The First All Black Helicopter Crew

Tashanta Snyder | 12/12/2011, 12:52 p.m.
The biggest thing since the Tuskegee Airmen took off in Iraq. On Oct. 28th an...
The First All Black Helicopter Crew

The biggest thing since the Tuskegee Airmen took off in Iraq. On Oct. 28th an all Black helicopter crew took it's first flight. Captain Hill, Louisiana, CW4 Stephen Ellis, Alabama, CW4 Murry Hill, Alabama, Sergeant McCord, Alabama and Sergeant Walker, Alabama transported troops to Taji, Baghdad and Al Asad. According to Ellis, transporting troops this way is safer than moving the in ground convoys.

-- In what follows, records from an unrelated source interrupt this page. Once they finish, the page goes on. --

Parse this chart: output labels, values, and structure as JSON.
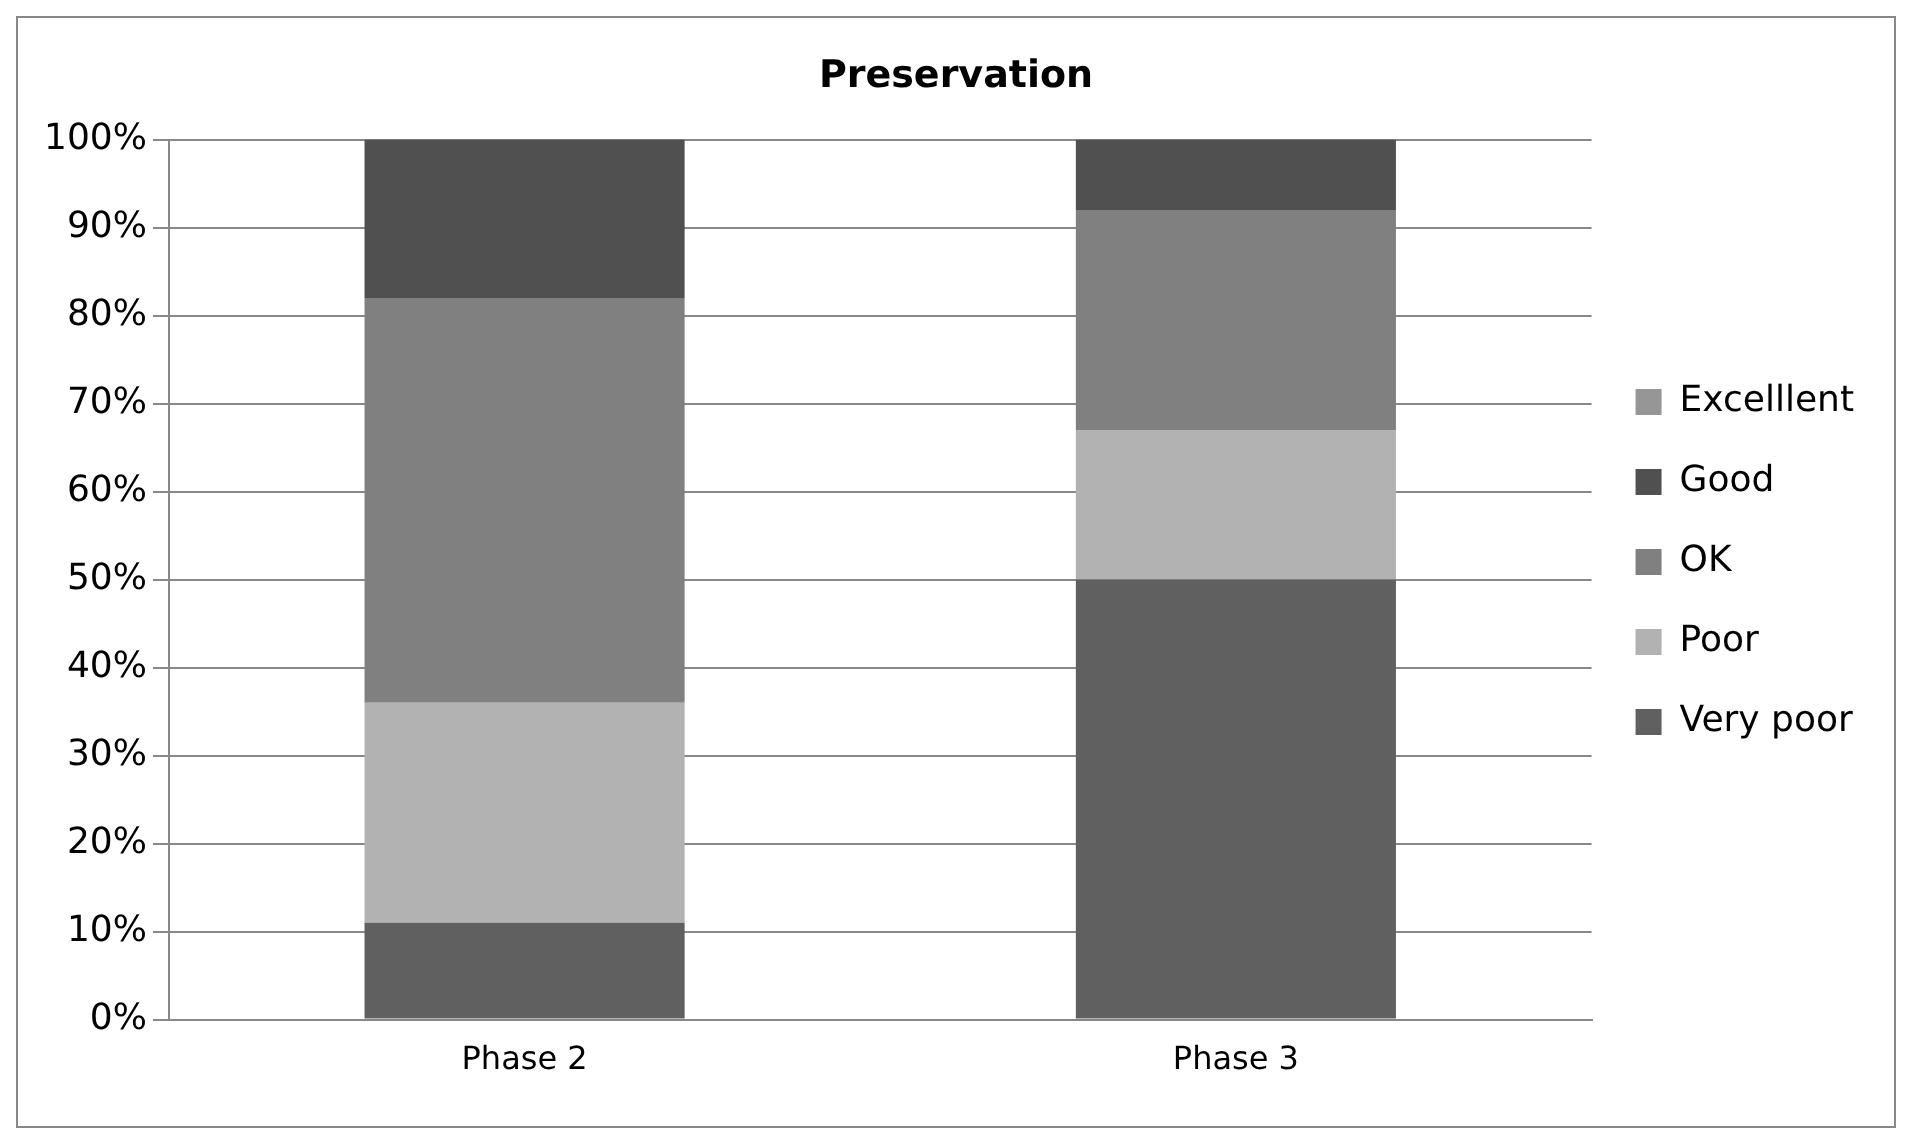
{
  "chart_data": {
    "type": "bar",
    "title": "Preservation",
    "stacked": true,
    "categories": [
      "Phase 2",
      "Phase 3"
    ],
    "series": [
      {
        "name": "Very poor",
        "color": "#606060",
        "values": [
          11,
          50
        ]
      },
      {
        "name": "Poor",
        "color": "#b2b2b2",
        "values": [
          25,
          17
        ]
      },
      {
        "name": "OK",
        "color": "#808080",
        "values": [
          46,
          25
        ]
      },
      {
        "name": "Good",
        "color": "#505050",
        "values": [
          18,
          8
        ]
      },
      {
        "name": "Excelllent",
        "color": "#969696",
        "values": [
          0,
          0
        ]
      }
    ],
    "ylim": [
      0,
      100
    ],
    "yticks": [
      {
        "value": 0,
        "label": "0%"
      },
      {
        "value": 10,
        "label": "10%"
      },
      {
        "value": 20,
        "label": "20%"
      },
      {
        "value": 30,
        "label": "30%"
      },
      {
        "value": 40,
        "label": "40%"
      },
      {
        "value": 50,
        "label": "50%"
      },
      {
        "value": 60,
        "label": "60%"
      },
      {
        "value": 70,
        "label": "70%"
      },
      {
        "value": 80,
        "label": "80%"
      },
      {
        "value": 90,
        "label": "90%"
      },
      {
        "value": 100,
        "label": "100%"
      }
    ],
    "grid": "y",
    "legend": "right"
  }
}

"Very rarely do you see two blacks flying together, says Stephen Ellis, one of the very few black military aviators. "We managed to have an all black flight crew," Ellis continues. "It's an honor in this field. There aren't a lot of African Americans that fly period," Ellis continues. African Americans are intimidated by the study, according to Ellis. "You have to stay proficient, it takes a lot of discipline" says Ellis, "they like to stay on the ground," Ellis continues. CW4 Murry has been in the military for 22 years and a pilot for 19 years, Sergeant McCord has been a Military Aviator for 10 years, Sergeant Walker has been in the Aviation field for 7 years and Ellis has been a pilot for 3 years. Never in any of their military careers have they seen an all black helicopter crew. When asked why he thought there aren't that many blacks in the aviation field he replied, "It's all about the demand of flight hours. We have to fly at so many different times a year."

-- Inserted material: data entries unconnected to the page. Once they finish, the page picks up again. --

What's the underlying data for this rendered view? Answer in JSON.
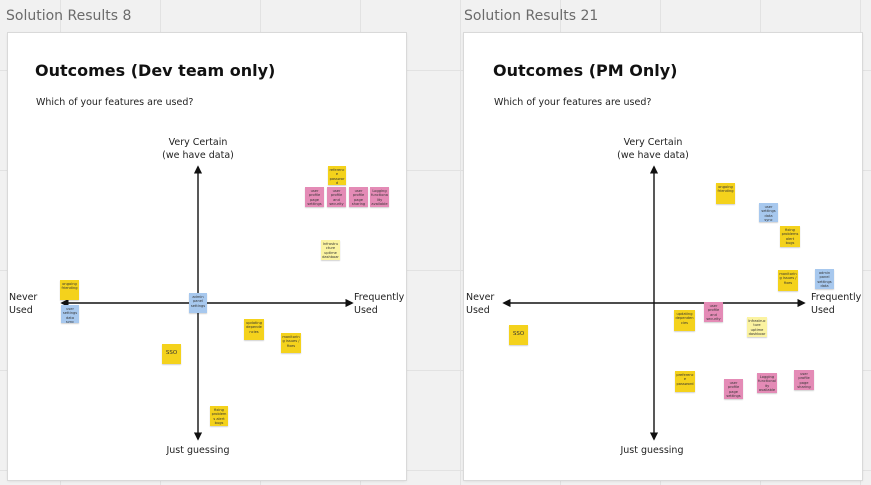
{
  "colors": {
    "yellow": "#f4d21c",
    "lightyellow": "#fbf3a1",
    "pink": "#e48bb6",
    "blue": "#a7c8ee",
    "canvas": "#f1f1f1"
  },
  "frames": [
    {
      "frame_label": "Solution Results 8",
      "title": "Outcomes (Dev team only)",
      "question": "Which of your features are used?",
      "axis": {
        "top": "Very Certain",
        "top2": "(we have data)",
        "bottom": "Just guessing",
        "left": "Never",
        "left2": "Used",
        "right": "Frequently",
        "right2": "Used"
      },
      "notes": [
        {
          "color": "yellow",
          "text": "reference password"
        },
        {
          "color": "pink",
          "text": "user profile page settings notifications"
        },
        {
          "color": "pink",
          "text": "user profile and security setup"
        },
        {
          "color": "pink",
          "text": "user profile page sharing"
        },
        {
          "color": "pink",
          "text": "Logging functionality available 10 - 20"
        },
        {
          "color": "lightyellow",
          "text": "Infrastructure uptime dashboards control panel"
        },
        {
          "color": "yellow",
          "text": "ongoing friending"
        },
        {
          "color": "blue",
          "text": "user settings data sync notifications"
        },
        {
          "color": "blue",
          "text": "admin panel settings"
        },
        {
          "color": "yellow",
          "text": "updating dependencies"
        },
        {
          "color": "yellow",
          "text": "monitoring issues / fixes"
        },
        {
          "color": "yellow",
          "text": "SSO"
        },
        {
          "color": "yellow",
          "text": "fixing problems alert bugs"
        }
      ]
    },
    {
      "frame_label": "Solution Results 21",
      "title": "Outcomes (PM Only)",
      "question": "Which of your features are used?",
      "axis": {
        "top": "Very Certain",
        "top2": "(we have data)",
        "bottom": "Just guessing",
        "left": "Never",
        "left2": "Used",
        "right": "Frequently",
        "right2": "Used"
      },
      "notes": [
        {
          "color": "yellow",
          "text": "ongoing friending"
        },
        {
          "color": "blue",
          "text": "user settings data sync notifications"
        },
        {
          "color": "yellow",
          "text": "fixing problems alert bugs"
        },
        {
          "color": "yellow",
          "text": "monitoring issues / fixes"
        },
        {
          "color": "blue",
          "text": "admin panel settings data"
        },
        {
          "color": "pink",
          "text": "user profile and security setup"
        },
        {
          "color": "yellow",
          "text": "updating dependencies"
        },
        {
          "color": "lightyellow",
          "text": "Infrastructure uptime dashboards control panel"
        },
        {
          "color": "yellow",
          "text": "SSO"
        },
        {
          "color": "yellow",
          "text": "preference password"
        },
        {
          "color": "pink",
          "text": "user profile page settings notifications"
        },
        {
          "color": "pink",
          "text": "Logging functionality available 10 - 20"
        },
        {
          "color": "pink",
          "text": "user profile page sharing"
        }
      ]
    }
  ]
}
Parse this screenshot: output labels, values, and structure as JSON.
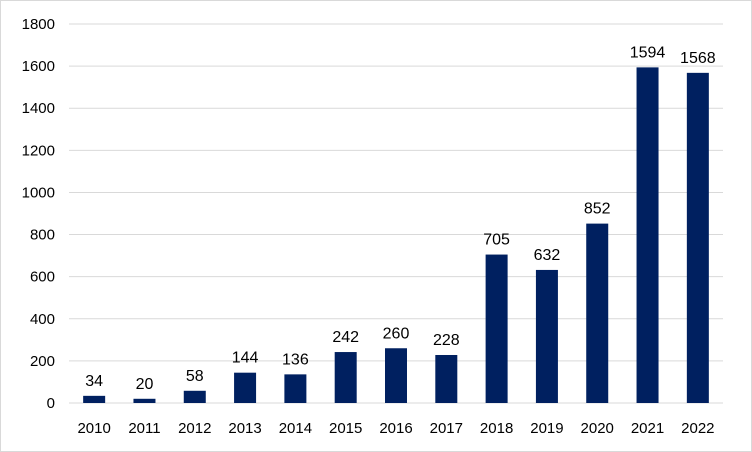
{
  "chart_data": {
    "type": "bar",
    "categories": [
      "2010",
      "2011",
      "2012",
      "2013",
      "2014",
      "2015",
      "2016",
      "2017",
      "2018",
      "2019",
      "2020",
      "2021",
      "2022"
    ],
    "values": [
      34,
      20,
      58,
      144,
      136,
      242,
      260,
      228,
      705,
      632,
      852,
      1594,
      1568
    ],
    "data_labels": [
      "34",
      "20",
      "58",
      "144",
      "136",
      "242",
      "260",
      "228",
      "705",
      "632",
      "852",
      "1594",
      "1568"
    ],
    "y_ticks": [
      "0",
      "200",
      "400",
      "600",
      "800",
      "1000",
      "1200",
      "1400",
      "1600",
      "1800"
    ],
    "title": "",
    "xlabel": "",
    "ylabel": "",
    "ylim": [
      0,
      1800
    ],
    "grid": true,
    "legend": "none",
    "bar_color": "#002060",
    "grid_color": "#d9d9d9"
  }
}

African Americans and other minorities among U.S. Pilots, however, are so low it's hard to find meaningful statistics according to Timothy R. Gaffney, an Aviation Writer. A 1997 National Academics report "Taking Flight Education and Training for Aviation Careers," found 92 percent of U.S. Airline Pilots in 1990 were white men, compared with 43 percent in the civilian labor force. Less than 2 percent were Black and less than 3 percent were Hispanic. The Air-Corps refusal to allow African Americans to join the airforce ended on Oct. 9th 1940, when the War Department at the urging of President Franklin D. Roosevelt, who wished to guarantee the support of African Americans in the next presidential election issued a statement declaring that Blacks are being given aviation training as pilots, mechanics and technical specialists. This really didn't mean that African Americans would be trained equally with white airmen. Rather the Air Corps created an Aviation Squadrons (separate units) and in most cases, assigned it's men the most menial and degrading tasks, according to the Century of Flight.

"Out of 80 aviators, the are only three Black pilots," says Ellis. "Out of a few chiefs and gunners there are only five or six Black sergeants. So will it ever happen again? Probably not according to Ellis. There aren't enough African Americans in the unit, explains Ellis.